Published on 2 April 2020
We have done four previous blogs about the punishment of economic crime as recorded in the Old Bailey archives and particularly for the period when we have the “Ordinary’s Account” of the resulting executions.
Now we should move on to the cases of where a proprietor of a business conceals assets during the business’ liquidation or in the course of their personal bankruptcy…and does a runner, or indeed sets up a new business.
There have been numerous recent cases in the UK of creditors being left empty-handed whilst the directors and proprietors of the bankrupt business move on, to new businesses, new employers, or even to financial sector regulatory or authority bodies: this latter is amazing but true.
A tallow-chandler Richard Towne – in case t17121210-19 – was convicted of the crime of deception/bankruptcy on 10th December 1712 at the Bailey: he was duly sentenced to the high jump. The duty Ordinary Paul Lorrain, in his Account of executions on 23rd December 1712, goes on ad infinitum about the spiritual solace he offered to the nine condemned, and to the beleaguered Towne in particular.
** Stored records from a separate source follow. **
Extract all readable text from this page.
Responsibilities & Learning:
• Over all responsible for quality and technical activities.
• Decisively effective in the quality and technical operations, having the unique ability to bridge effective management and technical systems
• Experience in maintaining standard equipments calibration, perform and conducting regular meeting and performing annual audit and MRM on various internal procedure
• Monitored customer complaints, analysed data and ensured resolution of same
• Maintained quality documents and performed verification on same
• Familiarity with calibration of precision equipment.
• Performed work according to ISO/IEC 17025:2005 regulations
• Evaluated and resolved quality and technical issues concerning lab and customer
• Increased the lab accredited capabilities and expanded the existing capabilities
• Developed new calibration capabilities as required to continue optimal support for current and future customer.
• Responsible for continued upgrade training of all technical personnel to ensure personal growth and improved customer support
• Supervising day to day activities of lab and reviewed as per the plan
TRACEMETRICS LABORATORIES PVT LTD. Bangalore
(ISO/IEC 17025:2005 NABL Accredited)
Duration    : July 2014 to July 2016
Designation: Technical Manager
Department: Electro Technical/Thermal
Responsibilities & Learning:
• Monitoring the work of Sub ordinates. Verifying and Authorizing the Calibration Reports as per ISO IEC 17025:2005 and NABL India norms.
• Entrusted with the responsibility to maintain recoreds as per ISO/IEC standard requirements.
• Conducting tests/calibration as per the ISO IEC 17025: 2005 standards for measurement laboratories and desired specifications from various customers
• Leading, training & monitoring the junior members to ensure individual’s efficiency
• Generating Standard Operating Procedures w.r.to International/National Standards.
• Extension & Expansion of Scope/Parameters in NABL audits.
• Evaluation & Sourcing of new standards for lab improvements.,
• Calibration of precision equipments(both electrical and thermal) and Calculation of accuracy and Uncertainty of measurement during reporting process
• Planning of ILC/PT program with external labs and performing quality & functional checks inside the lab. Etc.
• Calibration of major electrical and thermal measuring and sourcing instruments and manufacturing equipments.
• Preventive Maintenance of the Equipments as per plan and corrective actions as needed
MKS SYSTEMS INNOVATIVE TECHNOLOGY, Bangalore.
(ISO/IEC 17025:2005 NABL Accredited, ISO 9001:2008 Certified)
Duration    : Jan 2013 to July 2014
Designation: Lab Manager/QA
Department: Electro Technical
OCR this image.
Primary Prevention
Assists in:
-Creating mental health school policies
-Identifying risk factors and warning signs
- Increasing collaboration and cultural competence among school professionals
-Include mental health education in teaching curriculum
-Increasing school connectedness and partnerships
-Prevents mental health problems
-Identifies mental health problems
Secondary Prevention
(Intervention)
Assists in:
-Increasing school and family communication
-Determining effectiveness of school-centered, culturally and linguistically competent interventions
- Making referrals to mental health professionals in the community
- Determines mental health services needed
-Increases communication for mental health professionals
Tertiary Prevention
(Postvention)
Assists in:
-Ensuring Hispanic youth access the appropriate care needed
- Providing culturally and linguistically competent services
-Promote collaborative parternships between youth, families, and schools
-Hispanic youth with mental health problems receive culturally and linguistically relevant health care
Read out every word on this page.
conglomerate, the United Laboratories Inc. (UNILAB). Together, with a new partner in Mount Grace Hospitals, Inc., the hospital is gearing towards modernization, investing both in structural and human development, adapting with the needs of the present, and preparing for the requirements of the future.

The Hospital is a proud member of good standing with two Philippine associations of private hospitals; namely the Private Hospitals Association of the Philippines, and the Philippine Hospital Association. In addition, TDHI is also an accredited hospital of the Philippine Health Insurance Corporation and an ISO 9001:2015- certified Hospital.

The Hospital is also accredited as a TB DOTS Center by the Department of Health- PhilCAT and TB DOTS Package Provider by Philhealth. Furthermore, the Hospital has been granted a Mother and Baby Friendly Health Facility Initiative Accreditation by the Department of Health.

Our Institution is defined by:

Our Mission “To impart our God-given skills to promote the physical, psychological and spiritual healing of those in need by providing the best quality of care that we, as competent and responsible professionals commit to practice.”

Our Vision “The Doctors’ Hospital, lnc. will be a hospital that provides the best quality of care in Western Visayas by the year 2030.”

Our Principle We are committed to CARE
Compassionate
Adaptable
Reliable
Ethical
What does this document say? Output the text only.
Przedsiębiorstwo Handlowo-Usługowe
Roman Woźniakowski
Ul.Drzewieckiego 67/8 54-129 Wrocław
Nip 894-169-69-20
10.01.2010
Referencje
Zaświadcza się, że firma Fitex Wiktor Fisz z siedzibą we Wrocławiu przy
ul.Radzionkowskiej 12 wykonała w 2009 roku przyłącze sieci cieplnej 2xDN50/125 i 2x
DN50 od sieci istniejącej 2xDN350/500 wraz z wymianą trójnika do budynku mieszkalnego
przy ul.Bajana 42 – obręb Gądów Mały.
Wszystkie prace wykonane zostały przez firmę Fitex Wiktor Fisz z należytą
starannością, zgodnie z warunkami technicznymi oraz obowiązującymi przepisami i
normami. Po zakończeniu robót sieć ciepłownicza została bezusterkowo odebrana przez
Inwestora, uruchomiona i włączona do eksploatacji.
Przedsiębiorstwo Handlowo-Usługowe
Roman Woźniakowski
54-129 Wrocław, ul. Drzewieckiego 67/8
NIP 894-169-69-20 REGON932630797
Mr Towne was of sufficient means to be conveyed to the Tyburn in a coach, rather than on the back of a cart with the other eight. The comfort afforded by this must have swiftly turned to bile when Lorrain hitched a ride.
Towne offhandedly remarked that 23rd December was his birthday, and no-one likes being hung on their birthday, whereupon Lorrain “took occasion to mention this of Solomon to him, viz. That the Day of Death is better than the Day of one’s Birth; shewing him, That by our Birth we enter into a World of Sin and Misery, but by our Death are deliver’d out of it, and admitted (if well prepar’d) into a State of Bliss and Glory, that never shall end”.
What a bore! Towne seems to have been dogged by such ill fortune, because he had managed at first to liquidate all his assets into coin, and to embark upon a “Lacquer-Boat” bound for Holland. But he had poor sea legs and “being Sea-sick, and going to ease his Stomach over the side of the Ship, Eight hundred Guineas (which he had in two Bags in his Breast, between his Coat and Waistcoat) fell over Board”.
That’s unlucky. You dive for a chunder and drop £88,000 (in today’s money) into the North Sea. And then to get arrested, handed to the law and hung – a bad day out of the office.
By the way, the apparent derivation of “chunder” is “watch under”, the warning given by someone about to honk on higher decks of a ship to those on lower decks and unwisely protruding from portholes.
We have had a number of UK businesses – like Southern Healthcare and Carillion – that have gone under but where the directors and principals have proceeded to their next incarnation unaffected, in one case – shock horror – to become Master of a Cambridge college. Who says we have made progress in our law-making and deterrent punishment?